A new feature in Windows Vista called Search Bar can locate programs, files and communications such as email messages which are stored on your computer.

The Search Bar, a new feature built into the Windows Vista's Start Menu and Windows Explorer, can locate programs, files and communications such as email messages stored on your computer. It starts looking for matches as soon as you start typing, and will often find what you are looking for before you finish entering the search term.

To use the Start Menu Search Bar, click on the Vista Icon on your task bar to open the Start Menu. At the bottom of the Start Menu is a search box where you can enter what you are looking for. By default, the Search Bar automatically searches your computer's index of files. However, by clicking the down arrow next to the Search Bar entry, you can choose to search either the Index or the Internet. If you choose the Internet, a Web page to your default search provider will open.

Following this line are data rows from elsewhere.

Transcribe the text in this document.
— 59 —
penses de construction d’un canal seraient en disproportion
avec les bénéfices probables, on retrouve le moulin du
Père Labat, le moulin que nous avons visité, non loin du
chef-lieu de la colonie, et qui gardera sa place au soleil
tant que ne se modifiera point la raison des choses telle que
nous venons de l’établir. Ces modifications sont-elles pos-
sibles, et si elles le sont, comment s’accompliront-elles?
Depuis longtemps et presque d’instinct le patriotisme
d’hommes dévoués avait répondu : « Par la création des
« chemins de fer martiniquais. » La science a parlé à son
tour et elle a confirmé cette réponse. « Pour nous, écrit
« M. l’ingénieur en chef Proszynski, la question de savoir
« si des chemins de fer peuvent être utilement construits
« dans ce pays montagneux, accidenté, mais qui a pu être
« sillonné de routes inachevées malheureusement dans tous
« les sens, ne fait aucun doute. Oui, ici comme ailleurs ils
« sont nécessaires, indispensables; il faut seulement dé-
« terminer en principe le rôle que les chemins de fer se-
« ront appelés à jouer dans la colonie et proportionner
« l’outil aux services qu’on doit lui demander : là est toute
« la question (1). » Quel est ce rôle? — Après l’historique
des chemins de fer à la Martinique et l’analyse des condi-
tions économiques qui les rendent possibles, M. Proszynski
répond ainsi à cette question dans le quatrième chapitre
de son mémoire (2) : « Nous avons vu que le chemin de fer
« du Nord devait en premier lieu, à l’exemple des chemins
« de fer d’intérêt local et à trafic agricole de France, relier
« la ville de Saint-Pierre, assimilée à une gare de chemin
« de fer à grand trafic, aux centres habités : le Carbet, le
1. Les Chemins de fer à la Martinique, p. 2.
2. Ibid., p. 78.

There are many programs which are somewhat hidden within Windows Vista; the Search Bar is a quick way to open the programs you want. Say you want to open the Services Management Console to see what services are currently on your system. Instead of having to wade through menus or look through Windows Explorer, you can just type the word "services." Windows Search will give you a set of results, and by hovering over each program result, you will get a small tool-tip which gives you information about the program.

Windows Search will also allow you to find documents and email messages by searching for a word in the title, or even within the document itself. Having this feature available through the Start Menu will make getting to what you what much easier and faster.